The origin of pain in tension-type headache has traditionally been attributed to increased contraction and ischemia of head and neck muscles. However, it has been demonstrated that muscle activity is normal or only slightly increased in tension-type headache (10), and that muscle lactate levels are normal during static muscle exercise in patients with chronic tension-type headache, ruling out muscle ischemia as cause of the pain (2). A large number of studies have consistently shown that the pericranial myofascial tissues are considerably more tender in patients with tension-type headache than in healthy subjects, and that the tenderness is positively associated with both the intensity and the frequency of tension-type headache. These findings are valid both for patients with episodic and for patients with chronic tension-type headache and both during and outside of headache (10,13). It has also been demonstrated that the consistency of pericranial muscles is increased (2).
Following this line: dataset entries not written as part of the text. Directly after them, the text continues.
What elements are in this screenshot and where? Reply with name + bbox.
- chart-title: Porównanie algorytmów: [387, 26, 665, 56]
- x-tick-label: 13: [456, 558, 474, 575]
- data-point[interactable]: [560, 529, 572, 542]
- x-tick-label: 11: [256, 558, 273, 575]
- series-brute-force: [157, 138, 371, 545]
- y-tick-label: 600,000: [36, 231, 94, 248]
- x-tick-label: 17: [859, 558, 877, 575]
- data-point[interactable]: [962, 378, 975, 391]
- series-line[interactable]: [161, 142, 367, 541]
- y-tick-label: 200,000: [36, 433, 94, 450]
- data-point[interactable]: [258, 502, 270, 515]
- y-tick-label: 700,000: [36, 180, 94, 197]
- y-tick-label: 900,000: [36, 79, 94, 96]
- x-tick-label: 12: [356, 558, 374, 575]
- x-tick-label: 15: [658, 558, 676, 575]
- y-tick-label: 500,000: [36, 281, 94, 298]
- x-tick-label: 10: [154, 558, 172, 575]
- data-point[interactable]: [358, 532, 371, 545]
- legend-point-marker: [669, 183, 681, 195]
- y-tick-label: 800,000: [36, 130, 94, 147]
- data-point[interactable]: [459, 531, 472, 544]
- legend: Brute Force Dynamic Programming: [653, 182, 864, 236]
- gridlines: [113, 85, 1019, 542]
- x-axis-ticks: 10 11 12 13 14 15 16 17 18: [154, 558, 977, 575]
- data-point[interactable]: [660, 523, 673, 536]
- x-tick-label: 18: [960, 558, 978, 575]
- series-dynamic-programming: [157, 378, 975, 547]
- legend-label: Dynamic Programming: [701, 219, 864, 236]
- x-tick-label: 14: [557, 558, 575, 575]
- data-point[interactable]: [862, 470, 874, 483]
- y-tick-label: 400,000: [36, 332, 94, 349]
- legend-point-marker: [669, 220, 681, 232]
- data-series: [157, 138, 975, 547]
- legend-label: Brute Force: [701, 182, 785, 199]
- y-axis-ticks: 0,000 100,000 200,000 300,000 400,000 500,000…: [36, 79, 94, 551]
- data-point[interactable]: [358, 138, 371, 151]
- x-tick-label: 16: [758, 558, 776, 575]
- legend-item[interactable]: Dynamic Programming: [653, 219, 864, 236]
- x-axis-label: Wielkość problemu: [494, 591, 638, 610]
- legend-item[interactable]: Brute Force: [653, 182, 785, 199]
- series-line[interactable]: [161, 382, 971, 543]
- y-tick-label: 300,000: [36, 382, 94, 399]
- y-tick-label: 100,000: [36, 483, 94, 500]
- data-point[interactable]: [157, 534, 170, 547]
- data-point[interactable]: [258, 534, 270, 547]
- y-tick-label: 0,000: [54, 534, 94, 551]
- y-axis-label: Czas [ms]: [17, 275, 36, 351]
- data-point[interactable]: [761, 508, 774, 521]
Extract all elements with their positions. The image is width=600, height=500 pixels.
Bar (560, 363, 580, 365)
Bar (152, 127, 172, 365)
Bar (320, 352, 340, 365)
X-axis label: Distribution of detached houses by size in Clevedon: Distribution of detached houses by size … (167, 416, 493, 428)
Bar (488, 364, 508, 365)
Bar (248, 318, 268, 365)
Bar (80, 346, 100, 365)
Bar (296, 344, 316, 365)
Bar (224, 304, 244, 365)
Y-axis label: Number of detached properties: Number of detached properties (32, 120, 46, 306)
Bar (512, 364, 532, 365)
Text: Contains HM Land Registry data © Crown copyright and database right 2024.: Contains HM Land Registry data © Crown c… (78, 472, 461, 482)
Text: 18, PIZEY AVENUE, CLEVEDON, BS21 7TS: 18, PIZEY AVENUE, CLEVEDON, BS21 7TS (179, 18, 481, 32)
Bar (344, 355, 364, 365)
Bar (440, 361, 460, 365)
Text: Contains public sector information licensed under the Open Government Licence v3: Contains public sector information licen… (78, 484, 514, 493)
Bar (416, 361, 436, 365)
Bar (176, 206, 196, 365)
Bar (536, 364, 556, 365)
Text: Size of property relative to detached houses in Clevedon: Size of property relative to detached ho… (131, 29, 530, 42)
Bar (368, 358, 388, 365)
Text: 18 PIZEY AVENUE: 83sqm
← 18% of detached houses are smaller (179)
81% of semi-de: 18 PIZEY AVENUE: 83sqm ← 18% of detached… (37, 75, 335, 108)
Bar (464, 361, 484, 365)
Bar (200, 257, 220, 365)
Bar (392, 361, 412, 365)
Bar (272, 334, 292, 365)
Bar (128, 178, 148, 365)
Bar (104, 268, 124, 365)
The increased myofascial pain sensitivity in tension-type headache could be caused by release of inflammatory mediators resulting in excitation and sensitization of peripheral sensory afferents (6). This hypothesis was challenged in a recent study investigating in vivo interstitial concentrations of inflammatory mediators and metabolites in a tender point of patients with chronic tension-type headache (5). Ashina et al. (5) found no difference in these substances between patients and healthy controls during rest or in response to static exercise. The authors suggested that tender points are not sites of ongoing inflammation. Mork et al. infused a combination of endogenous substances into the trapezius muscle and reported that patients with frequent episodic tension-type headache developed more pain than healthy controls (17). Concomitant psychophysical measures indicated that a peripheral sensitization of myofascial sensory afferents was responsible for the muscular hypersensitivity in these patients.